In medicine, anti-Asian racism has been hidden under the test scores, graduation statistics and double-speak about diversity. Over the last half century, large numbers of Asian Americans and Pacific Islanders have sought to enter the medical profession, guided by the belief that more scientific pursuits would be less vulnerable to the subjective whims of prejudice.

By the early 2000s, Asian Americans, the great majority under 45, made up roughly 6% of the nation’s physicians. With approximately 4% of the population reporting as Asian in the 2000 census, the proportion of Asian-American and Pacific Islander physicians to the general population — the “demographic representation” — was higher than for other minority groups. Asian Americans in the physician pipeline also increased, making up more than 20% of students in American medical schools in 2016.

As hospitals and medical schools began recognizing the importance of having a diverse physician workforce, Asian Americans were soon labeled with the gaslighting double-negative — a “non-underrepresented minority” — and effectively shut out of diversity-centered efforts.

A 2001 report from the National Academy of Medicine, for example, rightly focused on the need to increase diversity in the health professions, but it was also filled with awkward attempts to bypass the issue of race for Asian Americans and Pacific Islanders. In some parts, the report assumed that all Asians were the same and asserted that Asian applicants in the physician pipeline could hinder other applicants of color — making no mention of the diversity of Asian Americans or that segments of the community, like Laotians and Cambodians, remain significantly underrepresented in medicine.

This view makes addressing discrimination in medicine extremely difficult. What little research that has been done reveals that Asian and Pacific Islander physicians face obstacles as challenging as those that other physicians of color must overcome.

After medical school, the path toward leadership positions for Asian Americans is almost completely blocked. In academic medical centers, for instance, Asian American doctors are underrepresented at every rank among clinical and science faculty, with the percentages decreasing as prestige and pay ascend.

It is very hard to find the number of Asian American medical school deans and department heads because official surveys fold them in with whites. Data from the Assn. of American Medical Schools shows that “non-underrepresented minorities” have made up around 90% to 94% of medical school deans since 1991. But when researchers drilled down for the 12 years ending in 2008, they found that not one dean was Asian.

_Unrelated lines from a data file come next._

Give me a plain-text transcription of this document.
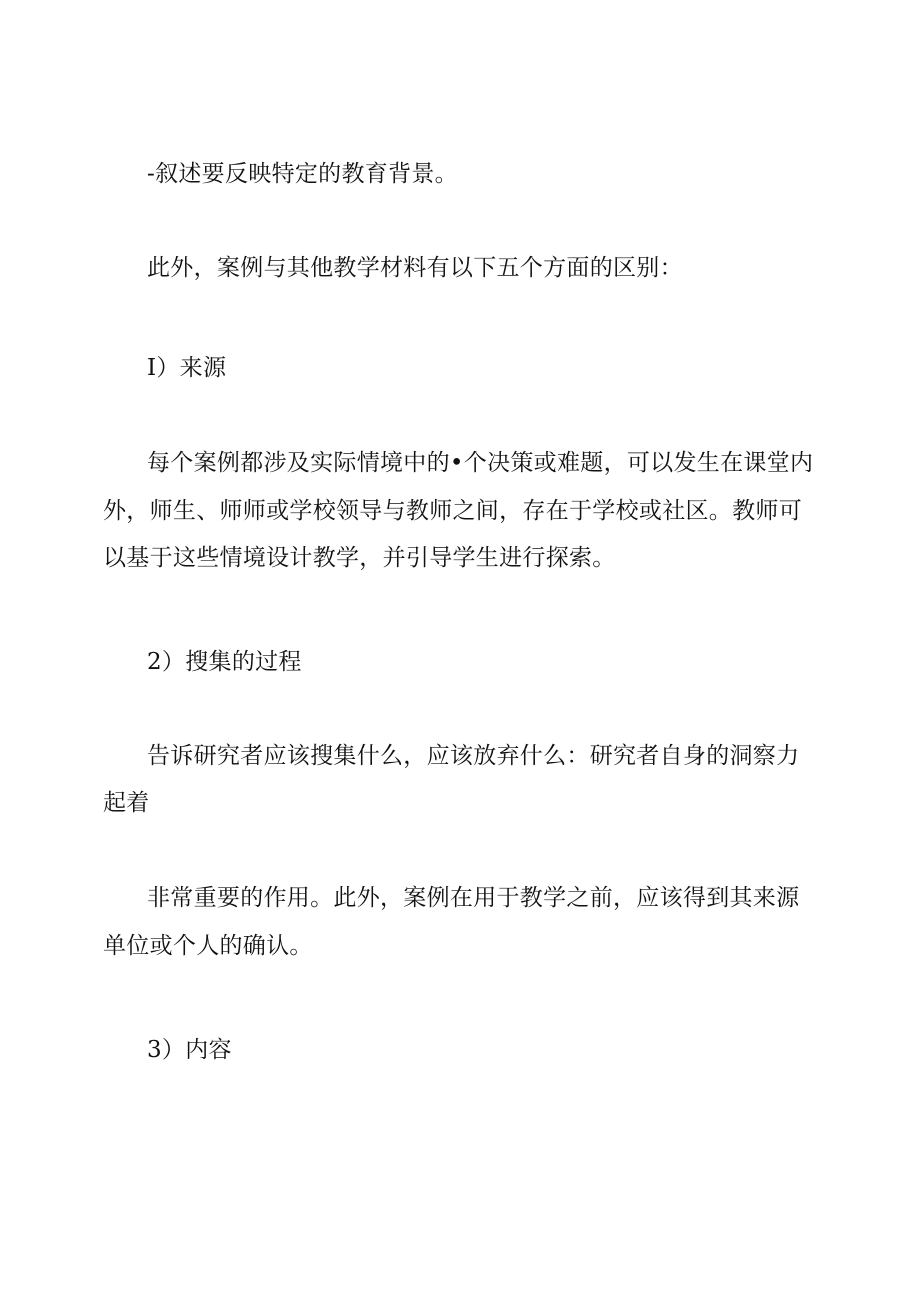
-叙述要反映特定的教育背景。
此外，案例与其他教学材料有以下五个方面的区别：
I）来源
每个案例都涉及实际情境中的•个决策或难题，可以发生在课堂内
外，师生、师师或学校领导与教师之间，存在于学校或社区。教师可
以基于这些情境设计教学，并引导学生进行探索。
2）搜集的过程
告诉研究者应该搜集什么，应该放弃什么：研究者自身的洞察力
起着
非常重要的作用。此外，案例在用于教学之前，应该得到其来源
单位或个人的确认。
3）内容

Outside academia, Asians fare poorly as a percentage in leadership positions. Fewer than 1% of hospital chief executives are Asian American, while close to 7% identify as African American, Latino or Native Americans — which is also a terribly low percentage.

Asian American and Pacific Islander physicians regularly encounter race-based discrimination in the workplace, including outright harassment. Nearly half of all Asian American doctors have reported experiencing “substantial” discrimination in their workplace, with close to a quarter changing their jobs and significant numbers contemplating leaving medicine altogether.

In one study based at three prestigious urban medical centers, every single Asian-American physician-in-training reported being asked by patients at least once during the previous year about their ethnic origins. All but one of those Asian American doctors had been confused with a team member of the same race or ethnicity, and every one of the women recounted being assumed to be a non-physician.

Structural anti-Asian racism has long existed in the medical profession and equating the experience of Asian American and Pacific Islander physicians to that of white doctors willfully ignores the profound impact of race. That false equivalency must be abandoned if we are ever to achieve an inclusive health system that truly cares for all, patients and providers.

Pauline W. Chen is a surgeon and author of “Final Exam: A Surgeon’s Reflections on Mortality.”